I was a little worried there … I thought that second photo was a photo of Maude, and thought perhaps your comment that she “looked more attractive when she was younger” was your kind way of telling us she actually looked more like a Sentimental Sterne dude. Imagine my relief when I learned her middle name was Lynn, as I was poised to have to go there myself, so I was utterly pleased when you deftly served it up on the plate, (however, no swooning was involved). Eye do not swoon. Ever.
Sterne looks a tiny bit coy there, doesn’t he?
Really, you have never swooned? All of the womanly women in the book club do. We must have a swooning party one of these days and you must come.

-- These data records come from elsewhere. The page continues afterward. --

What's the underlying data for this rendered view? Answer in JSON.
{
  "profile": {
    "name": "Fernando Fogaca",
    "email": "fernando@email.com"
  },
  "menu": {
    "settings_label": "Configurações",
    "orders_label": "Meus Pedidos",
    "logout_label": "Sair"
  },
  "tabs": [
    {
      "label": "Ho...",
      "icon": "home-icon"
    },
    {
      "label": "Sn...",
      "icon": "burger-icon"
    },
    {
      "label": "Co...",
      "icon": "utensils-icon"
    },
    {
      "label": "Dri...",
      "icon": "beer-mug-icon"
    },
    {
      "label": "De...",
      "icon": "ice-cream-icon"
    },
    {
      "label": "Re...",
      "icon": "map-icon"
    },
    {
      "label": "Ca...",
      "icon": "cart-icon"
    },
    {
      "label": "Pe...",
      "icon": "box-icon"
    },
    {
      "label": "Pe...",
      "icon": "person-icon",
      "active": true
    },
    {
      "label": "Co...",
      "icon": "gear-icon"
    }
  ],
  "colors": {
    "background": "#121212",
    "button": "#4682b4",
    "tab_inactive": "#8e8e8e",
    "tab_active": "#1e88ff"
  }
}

don’t count Maude out entirely. I’m a Gen X’er, one of the least likely people to hang out with Maude, but iron-y can get to be too much at times. I always remember a David Foster Wallace article, another Gen X’er who in an essay predicted that in the future, all the rebels will be sentimental ones. I think there’s something to that. Irony is not very cutting or when it’s the only thing you can expect.
thanks,
g
http://www.thehistoryofthings.com
Once you have kids, it’s hard be ironic. 🙂 Sometimes a person’s ironic stance is just a way to distance the person from the risks of love and tenderness. Who among us can resist the love of a child? It reduces most of us to fools, but in a very good way.
You, and my fellow ‘commenteers’ here, raise so many important, if not impudent, points. Not least of all is that outlandish sentimentality of many sorts has shaped the modern world in far more ways than any of its perpetrators, let alone its haters, would wish to admit.
Also in the running is how much I loathed ‘Madison County’, an amount that cannot be contained in this life’s allotted time for commentary.
And though I could go on and on, sobbing bathetically, I will leave you with a third poignant point, which is that I’m *still* sitting around every afternoon, forlorn, by my mailbox, waiting for that day when they send those Sparks bestseller royalties to the wrong address, though now that you’ve sneaked over and painted Captain Spanks on my mailbox I guess the ruse won’t work anymore. Man, I’m getting all modular, I mean meddling, or is it Muldoon? Oh, It Makes Me Maude!!!
It’s always the excesses that do us in.
I feel a bit left out since I didn’t read The Bridges of Madison County. I suppose it’s too late now.
you’ve been nominated for the Versitile Blogger award (~_~)
http://zendictive.wordpress.com/2012/02/28/aesops-ass-versitile-sunshine/
Thank you so much.
You’ve told the story with loving consideration, and made it easy to swallow, despite a few thorns that remain affixed to the subject. Reading such a telling of a chapter in the history of culture and literature is a rare enjoyment. And I shall surely keep this post to show to those of my friends who enjoy the English language.
I’m glad you liked it, ShimonZ. Like people, words have histories, and some have been treated more kindly than others. I love learning about them.